Mitchell Stoltz wrote:
> Any installed application imposes some constraints on directory
> structure, and Mozilla is no exception. Maybe I don't like the fact
> thet the Mozilla binary has to be in the same directory as its
> associated files (like the chrome directory). Tough turkey - it won't
> run otherwise. I don't see how salting is any different.
Exactly. After all, the user can specify, where the profile (incl.
salting dir) should go.
> That said, in light of all the complaints, what I would like to do is
> get rid of the salt directory and do the following: Assume that if a
> profile name is something other than "default," then it's reasonably
> unpredicatble and doesn't need salting.
Personally, I would prefer more unpredictability. My profile could be
named "Ben", and if somebody starts an attack targetted at my
personally, it would not be hard to guess.

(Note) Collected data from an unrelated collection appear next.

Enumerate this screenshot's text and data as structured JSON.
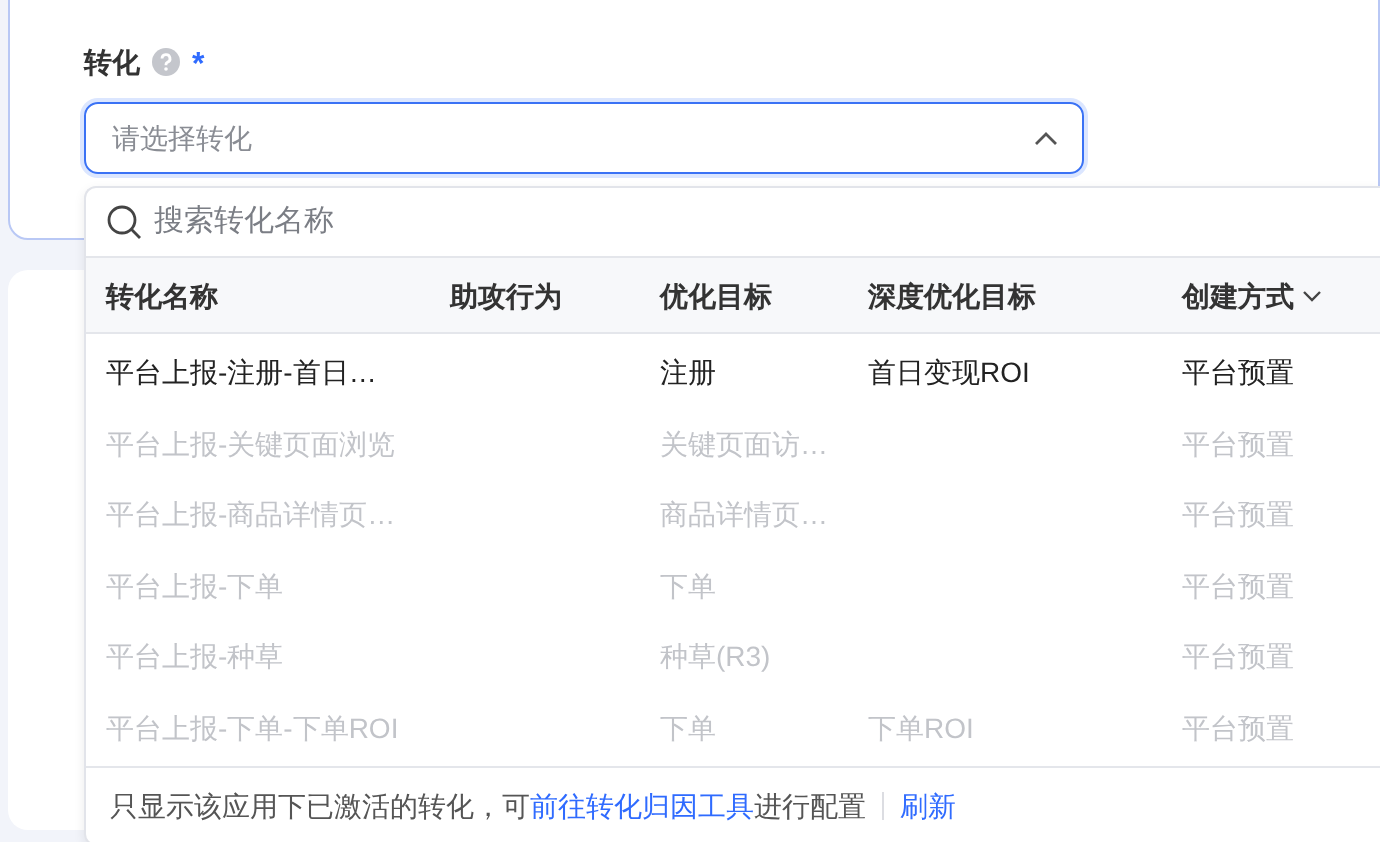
{
  "field": {
    "label": "转化",
    "required_mark": "*",
    "placeholder": "请选择转化",
    "expanded": true
  },
  "dropdown": {
    "search": {
      "placeholder": "搜索转化名称"
    },
    "table": {
      "columns": [
        {
          "label": "转化名称",
          "sortable": false
        },
        {
          "label": "助攻行为",
          "sortable": false
        },
        {
          "label": "优化目标",
          "sortable": false
        },
        {
          "label": "深度优化目标",
          "sortable": false
        },
        {
          "label": "创建方式",
          "sortable": true
        }
      ],
      "rows": [
        {
          "cells": [
            "平台上报-注册-首日…",
            "",
            "注册",
            "首日变现ROI",
            "平台预置"
          ],
          "disabled": false
        },
        {
          "cells": [
            "平台上报-关键页面浏览",
            "",
            "关键页面访…",
            "",
            "平台预置"
          ],
          "disabled": true
        },
        {
          "cells": [
            "平台上报-商品详情页…",
            "",
            "商品详情页…",
            "",
            "平台预置"
          ],
          "disabled": true
        },
        {
          "cells": [
            "平台上报-下单",
            "",
            "下单",
            "",
            "平台预置"
          ],
          "disabled": true
        },
        {
          "cells": [
            "平台上报-种草",
            "",
            "种草(R3)",
            "",
            "平台预置"
          ],
          "disabled": true
        },
        {
          "cells": [
            "平台上报-下单-下单ROI",
            "",
            "下单",
            "下单ROI",
            "平台预置"
          ],
          "disabled": true
        }
      ]
    },
    "footer": {
      "note_before": "只显示该应用下已激活的转化，可",
      "link": "前往转化归因工具",
      "note_after": "进行配置",
      "refresh": "刷新"
    }
  }
}
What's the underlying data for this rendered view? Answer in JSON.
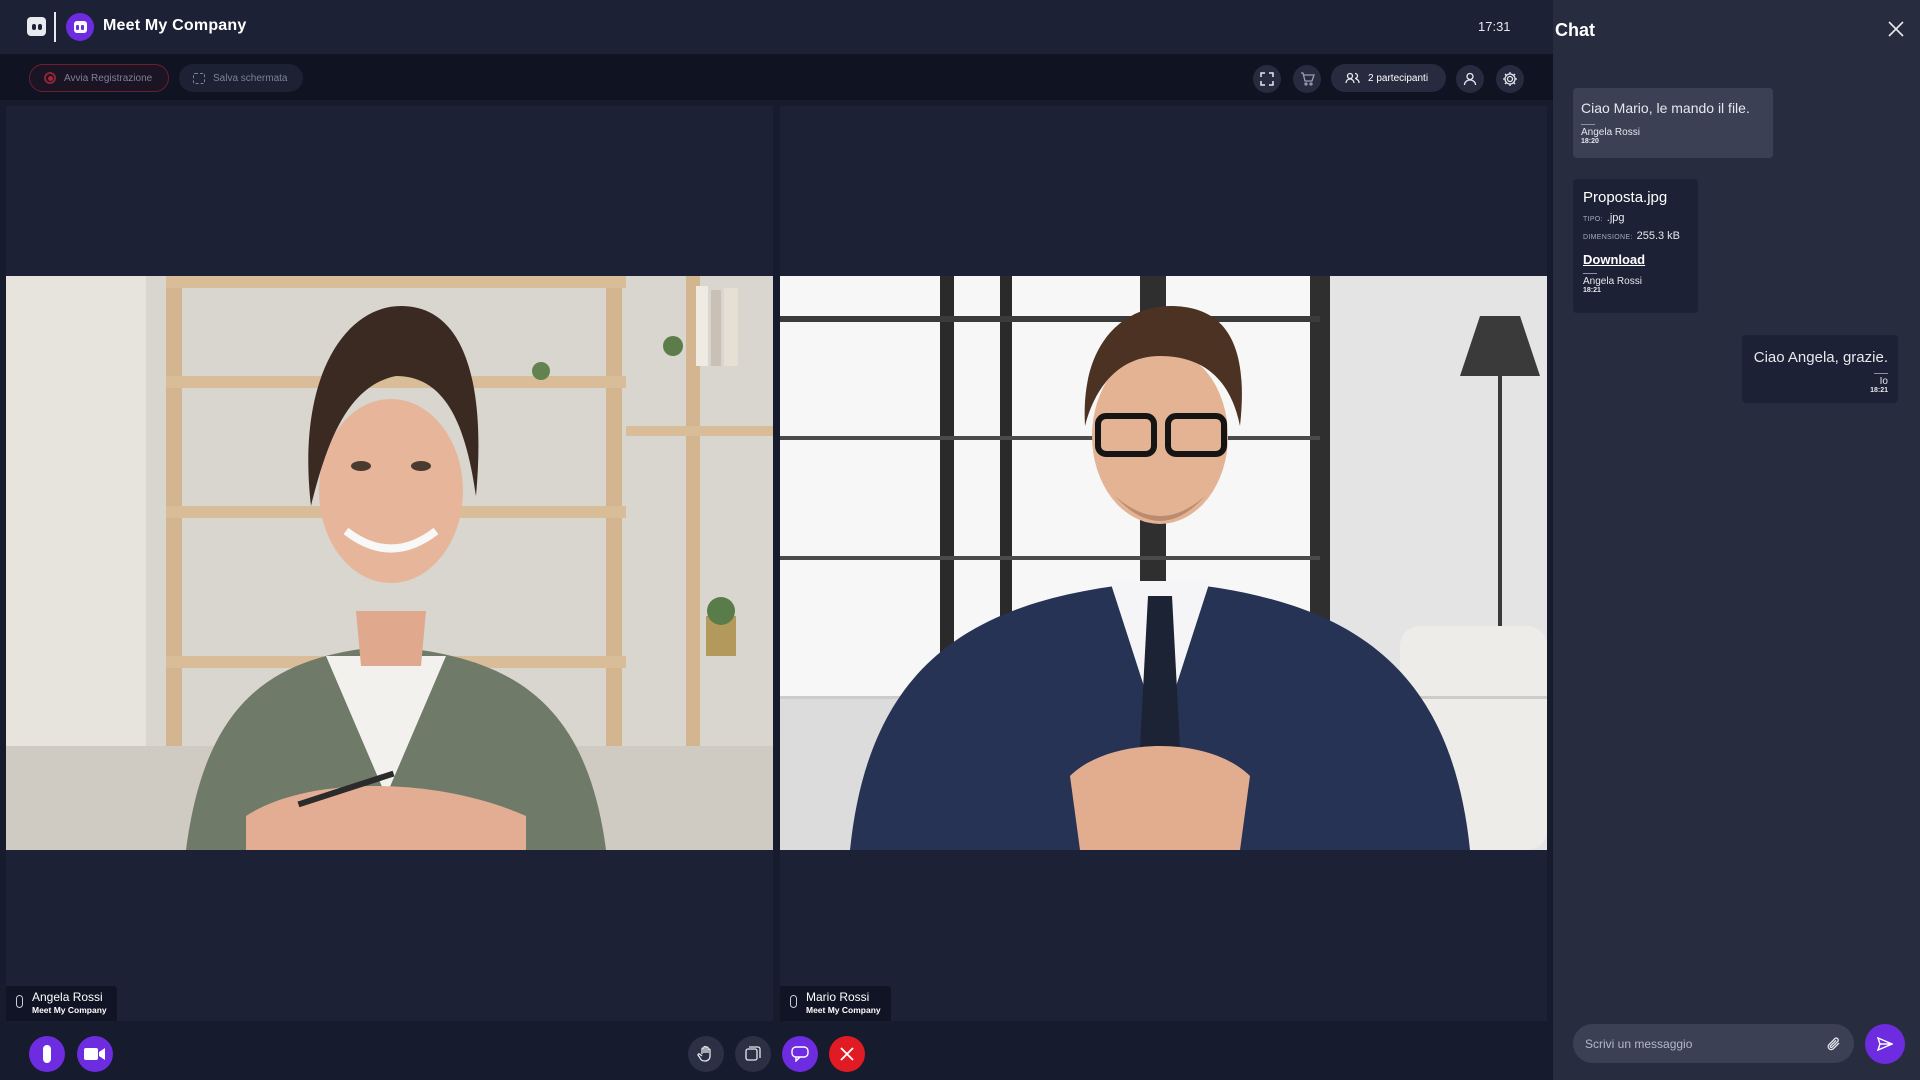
{
  "app": {
    "title": "Meet My Company",
    "clock": "17:31",
    "accent": "#6d2ce0",
    "hangup_color": "#e01b24"
  },
  "toolbar": {
    "record_label": "Avvia Registrazione",
    "screenshot_label": "Salva schermata",
    "participants_label": "2 partecipanti",
    "icons": [
      "fullscreen-icon",
      "cart-icon",
      "users-icon",
      "user-icon",
      "gear-icon"
    ]
  },
  "participants": [
    {
      "name": "Angela Rossi",
      "company": "Meet My Company"
    },
    {
      "name": "Mario Rossi",
      "company": "Meet My Company"
    }
  ],
  "controls": {
    "icons": [
      "microphone-icon",
      "camera-icon",
      "raise-hand-icon",
      "layout-icon",
      "chat-icon",
      "hangup-icon"
    ]
  },
  "chat": {
    "title": "Chat",
    "messages": [
      {
        "text": "Ciao Mario, le mando il file.",
        "author": "Angela Rossi",
        "time": "18:20"
      },
      {
        "file_name": "Proposta.jpg",
        "type_label": "TIPO:",
        "type_value": ".jpg",
        "size_label": "DIMENSIONE:",
        "size_value": "255.3 kB",
        "download_label": "Download",
        "author": "Angela Rossi",
        "time": "18:21"
      },
      {
        "text": "Ciao Angela, grazie.",
        "author": "Io",
        "time": "18:21"
      }
    ],
    "input_placeholder": "Scrivi un messaggio"
  }
}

I don't want to use Ben_abcd1234 as profile name, because that will
appear in the ProfileSelector.
But we could skip the salting dir whenever the user explicitly specifies
a profile dir. I would consider it "natural" that we don't use a salting
dir in that case. The user has an intuitive way to avoid the salting
dir, and we didn't even had to add any pref :).
This would also solve the problem: If I want to reuse an old profile,
should I target the dir of the newly created one at the dir with the
profile name "<somepath>/Ben/" or at the salting dir
"<somepath>/Ben/a1b2c3d4" of the old profile?